Eine deiner Fragen ist: „Was ist dein derzeitiges Lieblingslied?”. Hat Musik eine bestimmte Bedeutung für dich?
„Ich habe die Frage drin, weil ich auf Spotify eine Herzkampf-Playlist erstellt habe. Wenn man sich die Playlist mal anhört, dann ist es echt lustig, weil da sind so unterschiedliche Lieder dabei, aber von der Message her sind alle sehr ähnlich. Teilweise zeigt es auch, was sich jemand wünscht.”
Was ist dein momentanes Lieblingslied?“
„,Ruhe’ von Feine Sahne Fischfilet passt gerade sehr gut. Die Band besingt Aktivist*innen, die sich fast aufgeben und nicht an sich selbst denken. Das passt auch perfekt zu dem Projekt und zu den Leuten, die ich fotografiere.”
Eine weitere Frage von dir: „Was würdest du an der aktuellen Situation ändern wollen?”
„Ganz akut würde ich gerne eine Regierungsbeteiligung von der AfD verhindern. Davor habe ich sehr Angst, denn wenn das passiert, dann haben hier viele Vereine oder Kulturträger Probleme mit Förderungen und ähnlichem. Ansonsten wünsche ich mir ganz allgemein, dass man keine Unterschiede mehr macht zwischen Geschlecht, Sexualität, Religion. Dass sich die Leute einfach in Ruhe und Frieden leben lassen. Dass dieser ganze Neid und Missgunst einfach verschwindet, weil das ganz viele Menschen kaputt machen.”
Was würdest du Menschen mit auf den Weg geben, die noch einen letzten Anstoß brauchen, um aktiv zu werden?
„Der allererste Schritt ist der schwerste – außer man macht es so unbedacht wie ich und gründet einfach eine Facebook-Seite.
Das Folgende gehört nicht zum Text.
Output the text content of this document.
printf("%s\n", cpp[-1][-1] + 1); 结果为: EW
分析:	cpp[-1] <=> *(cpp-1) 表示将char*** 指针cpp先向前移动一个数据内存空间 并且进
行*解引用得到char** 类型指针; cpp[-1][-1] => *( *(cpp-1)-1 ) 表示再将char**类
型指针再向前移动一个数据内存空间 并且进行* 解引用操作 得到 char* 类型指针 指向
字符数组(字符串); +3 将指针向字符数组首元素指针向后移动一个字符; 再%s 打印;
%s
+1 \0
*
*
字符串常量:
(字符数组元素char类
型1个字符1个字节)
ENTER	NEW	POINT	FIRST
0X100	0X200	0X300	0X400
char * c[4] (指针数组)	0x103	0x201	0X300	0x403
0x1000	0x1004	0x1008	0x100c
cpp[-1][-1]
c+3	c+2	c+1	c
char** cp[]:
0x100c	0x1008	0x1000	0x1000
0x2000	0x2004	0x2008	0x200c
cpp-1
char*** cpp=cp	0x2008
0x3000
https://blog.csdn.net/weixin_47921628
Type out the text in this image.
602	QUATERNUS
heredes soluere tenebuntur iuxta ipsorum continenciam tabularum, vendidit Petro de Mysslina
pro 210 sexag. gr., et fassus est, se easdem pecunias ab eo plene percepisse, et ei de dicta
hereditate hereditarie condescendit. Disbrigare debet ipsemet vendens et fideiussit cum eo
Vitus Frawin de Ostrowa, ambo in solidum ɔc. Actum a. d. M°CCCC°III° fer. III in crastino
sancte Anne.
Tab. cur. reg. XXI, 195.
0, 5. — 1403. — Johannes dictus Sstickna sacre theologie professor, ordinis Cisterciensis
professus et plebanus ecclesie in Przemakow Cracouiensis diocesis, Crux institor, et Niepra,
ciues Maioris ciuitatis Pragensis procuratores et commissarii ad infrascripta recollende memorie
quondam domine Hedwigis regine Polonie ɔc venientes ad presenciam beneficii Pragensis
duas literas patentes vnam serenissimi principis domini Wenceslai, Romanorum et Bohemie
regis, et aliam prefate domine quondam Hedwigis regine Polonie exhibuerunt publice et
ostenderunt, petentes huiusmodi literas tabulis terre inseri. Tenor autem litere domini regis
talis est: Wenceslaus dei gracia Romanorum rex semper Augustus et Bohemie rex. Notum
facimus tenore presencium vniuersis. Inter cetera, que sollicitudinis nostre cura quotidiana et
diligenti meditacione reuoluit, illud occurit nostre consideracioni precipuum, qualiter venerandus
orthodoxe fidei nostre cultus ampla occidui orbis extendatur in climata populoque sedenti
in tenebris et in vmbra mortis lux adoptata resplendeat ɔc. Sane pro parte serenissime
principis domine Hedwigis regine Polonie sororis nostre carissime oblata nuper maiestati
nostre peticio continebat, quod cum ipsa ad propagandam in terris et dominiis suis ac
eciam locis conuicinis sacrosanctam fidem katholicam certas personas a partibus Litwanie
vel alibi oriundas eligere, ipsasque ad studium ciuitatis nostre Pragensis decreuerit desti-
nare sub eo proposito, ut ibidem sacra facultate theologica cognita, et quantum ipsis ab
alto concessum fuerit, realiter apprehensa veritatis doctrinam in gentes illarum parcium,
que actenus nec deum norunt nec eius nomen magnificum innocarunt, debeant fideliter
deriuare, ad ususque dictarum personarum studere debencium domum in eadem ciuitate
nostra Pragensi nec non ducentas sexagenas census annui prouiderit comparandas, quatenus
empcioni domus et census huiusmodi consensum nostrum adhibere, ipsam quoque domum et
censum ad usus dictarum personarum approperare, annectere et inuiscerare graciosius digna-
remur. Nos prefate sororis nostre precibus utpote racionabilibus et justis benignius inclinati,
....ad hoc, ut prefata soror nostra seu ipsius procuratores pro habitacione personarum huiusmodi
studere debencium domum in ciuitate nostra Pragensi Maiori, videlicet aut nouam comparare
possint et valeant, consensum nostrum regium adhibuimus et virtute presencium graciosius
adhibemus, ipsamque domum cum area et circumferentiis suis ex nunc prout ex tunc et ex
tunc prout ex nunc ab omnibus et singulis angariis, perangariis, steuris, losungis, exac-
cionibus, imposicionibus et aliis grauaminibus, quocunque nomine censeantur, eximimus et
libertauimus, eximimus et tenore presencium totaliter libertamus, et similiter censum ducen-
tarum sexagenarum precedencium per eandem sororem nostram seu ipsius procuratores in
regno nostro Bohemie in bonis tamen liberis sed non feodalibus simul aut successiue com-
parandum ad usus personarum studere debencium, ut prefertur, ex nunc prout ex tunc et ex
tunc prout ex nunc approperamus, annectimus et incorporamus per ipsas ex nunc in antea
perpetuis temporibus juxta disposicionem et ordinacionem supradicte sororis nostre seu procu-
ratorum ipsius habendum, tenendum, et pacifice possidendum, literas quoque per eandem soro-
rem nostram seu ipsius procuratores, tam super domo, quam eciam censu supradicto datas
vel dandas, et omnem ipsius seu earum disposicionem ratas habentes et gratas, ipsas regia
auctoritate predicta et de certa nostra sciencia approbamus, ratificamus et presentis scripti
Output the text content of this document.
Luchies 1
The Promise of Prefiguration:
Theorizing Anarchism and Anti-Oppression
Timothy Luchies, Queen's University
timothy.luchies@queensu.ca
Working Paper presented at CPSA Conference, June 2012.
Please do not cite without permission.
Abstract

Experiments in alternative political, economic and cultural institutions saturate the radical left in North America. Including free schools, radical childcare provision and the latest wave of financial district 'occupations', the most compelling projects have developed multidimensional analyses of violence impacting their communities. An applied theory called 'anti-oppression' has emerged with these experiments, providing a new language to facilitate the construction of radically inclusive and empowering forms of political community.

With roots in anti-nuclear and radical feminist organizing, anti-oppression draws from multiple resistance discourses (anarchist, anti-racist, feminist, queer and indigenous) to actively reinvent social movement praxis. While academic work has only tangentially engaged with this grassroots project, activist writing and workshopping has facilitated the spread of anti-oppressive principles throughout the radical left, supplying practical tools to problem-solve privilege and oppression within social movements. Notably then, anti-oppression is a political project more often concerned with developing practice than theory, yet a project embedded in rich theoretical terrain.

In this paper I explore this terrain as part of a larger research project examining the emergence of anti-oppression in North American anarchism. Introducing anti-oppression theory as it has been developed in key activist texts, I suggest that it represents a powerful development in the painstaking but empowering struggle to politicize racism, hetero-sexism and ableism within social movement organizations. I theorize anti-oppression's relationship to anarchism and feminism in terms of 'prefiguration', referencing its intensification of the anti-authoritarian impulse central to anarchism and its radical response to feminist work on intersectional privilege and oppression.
Vielleicht schafft ihr es ja zusammen, den ersten Schritt zu gehen, denn zusammen ist es oft leichter als allein. Wenn du schon jemanden kennst der aktiv ist, dann kannst du da vielleicht einfach mal mitgehen, guckst, ob das was für dich ist. Ich denke das ist das wichtigste: Jemanden suchen mit dem man das gemeinsam machen kann. Weil Aktivismus funktioniert alleine auch immer ganz schlecht.”
Viele Menschen sind schon aktiv, kämpfen, geben nicht auf – und sind von Martin fotografiert worden. Vielleicht inspirieren sie auch dich, um für deine Herzenssache einzustehen und aktiv zu werden. Hier findest du sechs Herzkämpfer*innen mit einem Auszug aus ihrem Interview. Viele weitere mit allen Fragen und Antworten findest du auf der Internetseite Herzkampf, bei Twitter, Facebook oder Instagram.
Tobias Burdukat arbeitet im „Dorf der Jugend“ in Grimma. Dort baut er mit vielen Helfer*innen Häuser und bietet Jugendlichen einen Ort wo sie ihre Freizeit verbringen können. Es entsteht eine Konzert-Location, ein Basketballplatz, eine Halfpipe, ein Café und vieles mehr.
Für was kämpfst du?
„Another world is possible. Freiheit für mich, was bedeutet, dass alle in Freiheit leben müssen, also Freiheit für alle!”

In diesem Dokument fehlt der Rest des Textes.